The Villanelle is said to have originated as an Italian harvest song and came to us from French poetry. It has become popular in English poetry since the late 19th Century. Do not go gentle into that good night is possibly one of the most popular examples.
I have heard fellow poets complain that villanelles are very difficult to write, but I have a contrarian take on this. I believe them to be very easy to write!
Let’s look at the rules of the form. It is a six-stanza poem of nineteen lines with five stanzas of three lines each and a final one of four lines. The first line of the first stanza is repeated as the last line of the second and fourth stanzas and the third line of the first stanza is repeated as the last line of the third and fifth stanzas. Those two lines then follow each other to form the last two lines of the poem in its final stanza. The rhyme scheme is aba which I will demonstrate in example poems. Essentially, once you’ve figured out the first stanza, your rhyme scheme is set and you’ve already got nine of the poem’s nineteen lines ready! Simples! It is also a good idea to maintain a consistent syllable count for each line.
In the beginning
In the beginning, we had everything
It was all so compact, so small, a fact
How was it packed so tight, into nothing?
We should talk about this, it is something
But how should I approach the priest? With tact?
In the beginning, we had everything
I will take it well, tell me anything
Just be honest, do not put on an act
How was it packed so tight, into nothing?

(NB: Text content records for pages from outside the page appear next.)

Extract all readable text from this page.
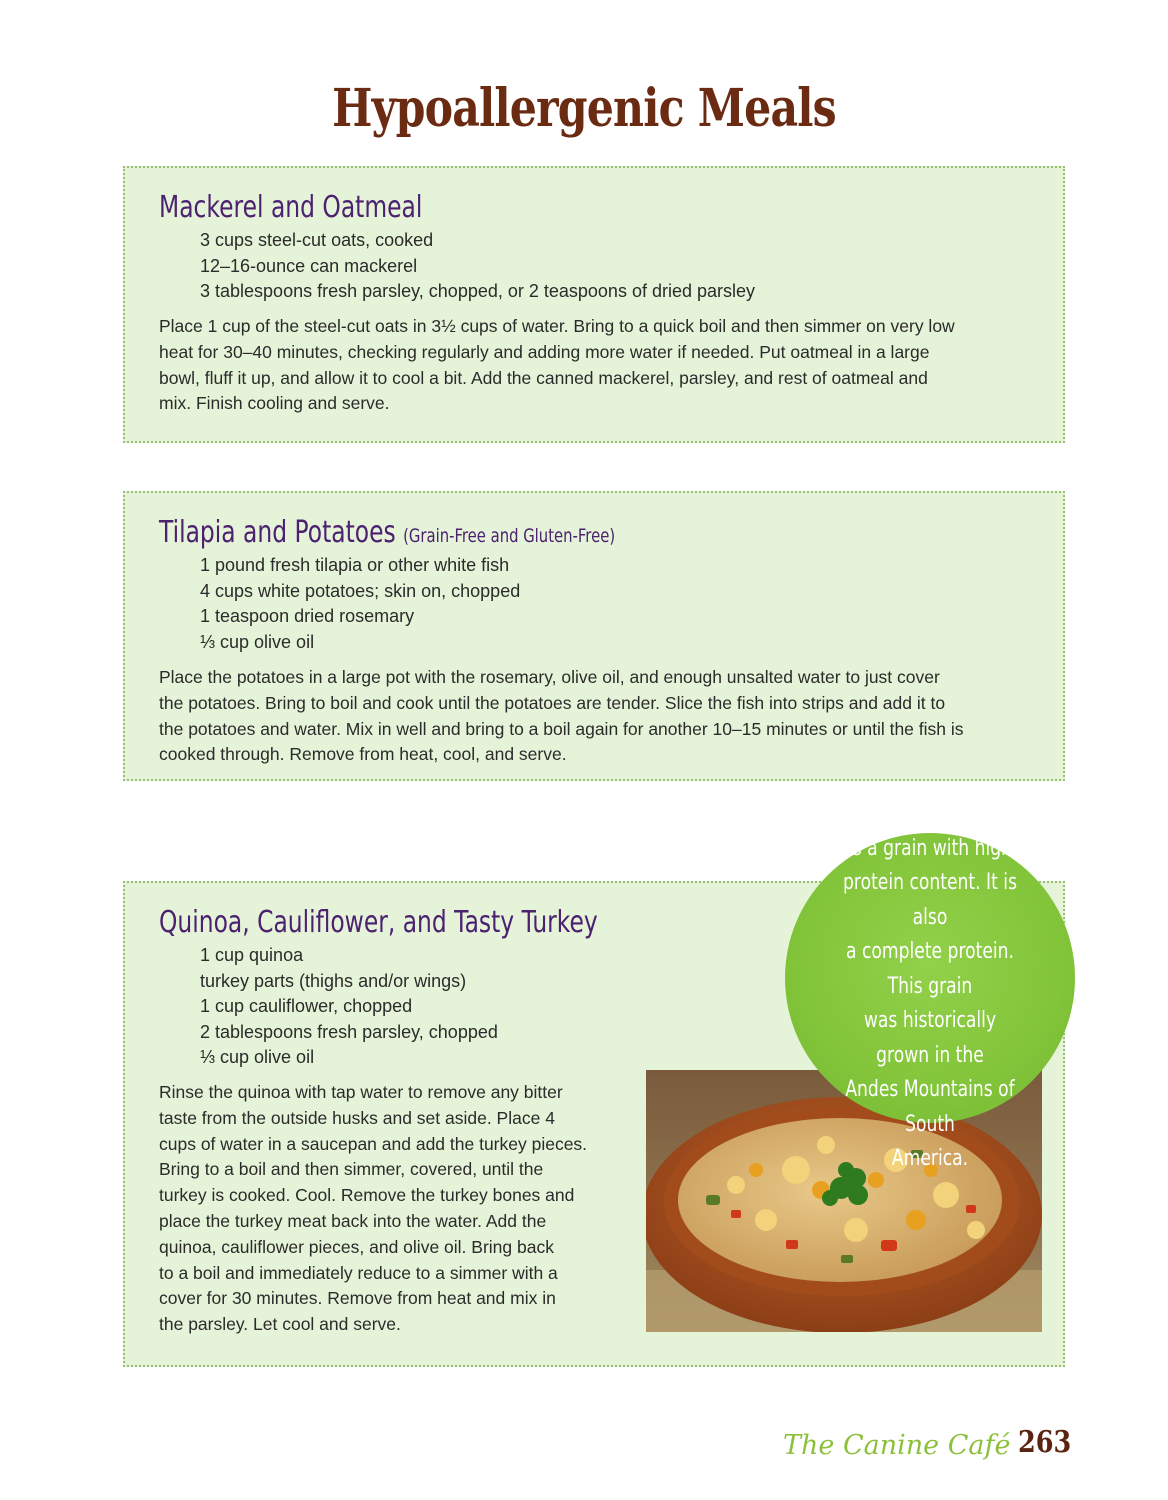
Hypoallergenic Meals
Mackerel and Oatmeal
3 cups steel-cut oats, cooked
12–16-ounce can mackerel
3 tablespoons fresh parsley, chopped, or 2 teaspoons of dried parsley
Place 1 cup of the steel-cut oats in 3½ cups of water. Bring to a quick boil and then simmer on very low
heat for 30–40 minutes, checking regularly and adding more water if needed. Put oatmeal in a large
bowl, fluff it up, and allow it to cool a bit. Add the canned mackerel, parsley, and rest of oatmeal and
mix. Finish cooling and serve.
Tilapia and Potatoes (Grain-Free and Gluten-Free)
1 pound fresh tilapia or other white fish
4 cups white potatoes; skin on, chopped
1 teaspoon dried rosemary
⅓ cup olive oil
Place the potatoes in a large pot with the rosemary, olive oil, and enough unsalted water to just cover
the potatoes. Bring to boil and cook until the potatoes are tender. Slice the fish into strips and add it to
the potatoes and water. Mix in well and bring to a boil again for another 10–15 minutes or until the fish is
cooked through. Remove from heat, cool, and serve.
Quinoa, Cauliflower, and Tasty Turkey
1 cup quinoa
turkey parts (thighs and/or wings)
1 cup cauliflower, chopped
2 tablespoons fresh parsley, chopped
⅓ cup olive oil
Rinse the quinoa with tap water to remove any bitter
taste from the outside husks and set aside. Place 4
cups of water in a saucepan and add the turkey pieces.
Bring to a boil and then simmer, covered, until the
turkey is cooked. Cool. Remove the turkey bones and
place the turkey meat back into the water. Add the
quinoa, cauliflower pieces, and olive oil. Bring back
to a boil and immediately reduce to a simmer with a
cover for 30 minutes. Remove from heat and mix in
the parsley. Let cool and serve.
Quinoa
is a grain with high
protein content. It is also
a complete protein. This grain
was historically grown in the
Andes Mountains of South
America.
The Canine Café 263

I am crying like a toddler, teething
We must keep our heads about us, intact
In the beginning, we had everything
We should look deeper at this, unearthing
They should not hide from us, should not redact
How was it packed so tight, into nothing?
I must tell everyone who is breathing
Just imagine the moment, the impact
In the beginning, we had everything
How was it packed so tight, into nothing?
First published in Spellbinder, A Literary and Art Quarterly, Issue 3: Summer 2021
COVID-19
It is a terrible situation
Major decisions in intensive care
Who gets to live? A negotiation
Hello! We need your complete attention
This is real now, not a distant scare
It is a terrible situation
Please follow the rules, proceed with caution
Do not take anyone back to your lair
Who gets to live? A negotiation
The way out is clear: vaccination
Rather than suffer hunger for air
It is a terrible situation
Better than any treatment: prevention
You must come forward and do your fair share
Who gets to live? A negotiation
A really difficult decision
A burden doctors should not have to bear
It is a terrible situation
Who gets to live? A negotiation
This poem is now published in this blog and was born after a conversation with a hospital consultant during the COVID-19 crisis.